Neste sentido, a tecnocracia — esta forma social acima apontada — se afirma como um imperativo cultural incontestável e indiscutível à cuja dominação boa parte da população mundial do final do século XX se rende sem muitas vezes ter ao menos a mais leve consciência deste fato. Diante de um tal sistema, altamente repressivo e massificante, uma das características essenciais de toda a contestação da juventude vai ser a ênfase na afirmação da individualidade.
De ambos os lados do Atlântico sopravam também novos ventos, que evidenciavam a tentativa de renovação por parte do próprio pensamento teórico crítico, de esquerda, diante das novas contradições surgidas no período do pós-guerra e diante do tipo de organização e vida social que vinha se evidenciando naquelas sociedades industriais avançadas.
Não apenas nos Estados Unidos, mas em todos os lugares onde floresceu, a cultura jovem dos anos 60 foi extremamente sensível e simpática a toda e qualquer movimentação de grupos étnicos ou culturais que se vissem nessa posição de marginalidade ou exclusão diante das vantagens e promessas da sociedade ocidental.
Nas palavras de Luís Carlos Maciel, "a guitarra elétrica, em Jimmy Hendrix, não é apenas um novo som: é uma nova experiência existencial que exige, para que se estabeleça uma comunicação efetiva, uma alteração profunda na própria maneira de viver do ouvinte, nos próprios valores que norteiam seu comportamento e no seu próprio sistema nervoso".

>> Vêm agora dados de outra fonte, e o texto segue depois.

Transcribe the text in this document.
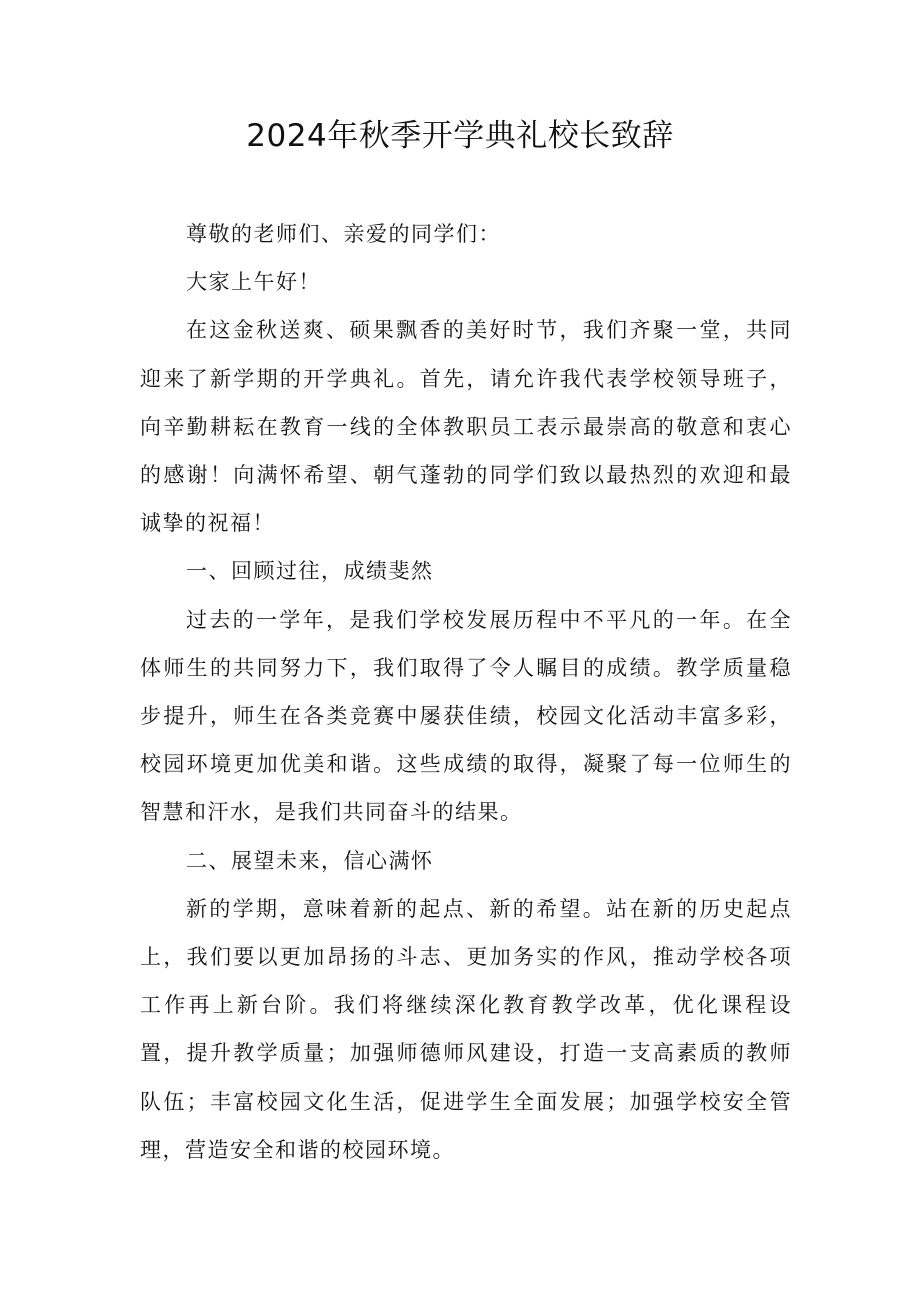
2024年秋季开学典礼校长致辞

尊敬的老师们、亲爱的同学们：

大家上午好！

在这金秋送爽、硕果飘香的美好时节，我们齐聚一堂，共同迎来了新学期的开学典礼。首先，请允许我代表学校领导班子，向辛勤耕耘在教育一线的全体教职员工表示最崇高的敬意和衷心的感谢！向满怀希望、朝气蓬勃的同学们致以最热烈的欢迎和最诚挚的祝福！

一、回顾过往，成绩斐然

过去的一学年，是我们学校发展历程中不平凡的一年。在全体师生的共同努力下，我们取得了令人瞩目的成绩。教学质量稳步提升，师生在各类竞赛中屡获佳绩，校园文化活动丰富多彩，校园环境更加优美和谐。这些成绩的取得，凝聚了每一位师生的智慧和汗水，是我们共同奋斗的结果。

二、展望未来，信心满怀

新的学期，意味着新的起点、新的希望。站在新的历史起点上，我们要以更加昂扬的斗志、更加务实的作风，推动学校各项工作再上新台阶。我们将继续深化教育教学改革，优化课程设置，提升教学质量；加强师德师风建设，打造一支高素质的教师队伍；丰富校园文化生活，促进学生全面发展；加强学校安全管理，营造安全和谐的校园环境。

Principalmente durante a segunda metade da década de 60, os grandes acontecimentos musicais da contracultura foram os festivais. Reunindo um número enorme de grupos, compositores e intérpretes — e, obviamente, um público gigantesco —, esses happenings musicais eram uma ocasião única para o encontro daqueles que, às vezes desesperadamente, tentavam criar um mundo novo que fugisse aos limites do Sistema.
No grande rito da contracultura, que o rock ajudava a encenar, um grupo tinha um papel absolutamente fundamental: eram os hippies. Com seu mundo psicodélico, seus cabelos agressivamente compridos, suas roupas coloridas e exóticas, enfim, com seu ar freak (estranho, extravagante), eles começaram a encher as ruas dos Estados Unidos, ou melhor, da Califórnia, já desde os primeiros anos da década de 60. E não é preciso dizer que, de lá, eles começaram a se espalhar pelo mundo inteiro, numa viagem longa e sinuosa. Era o flowerpower que começava a ganhar seu lugar ao sol, com o aval de nomes nada desprezíveis como Andy Warhol, Ginsberg, Thimothy Leary, Alan Watts, Mc-Luhan, Marcuse e tantos outros.
Referência:
PEREIRA, Carlos Alberto. O que é Contracultura. São Paulo: Brasiliense, 1983.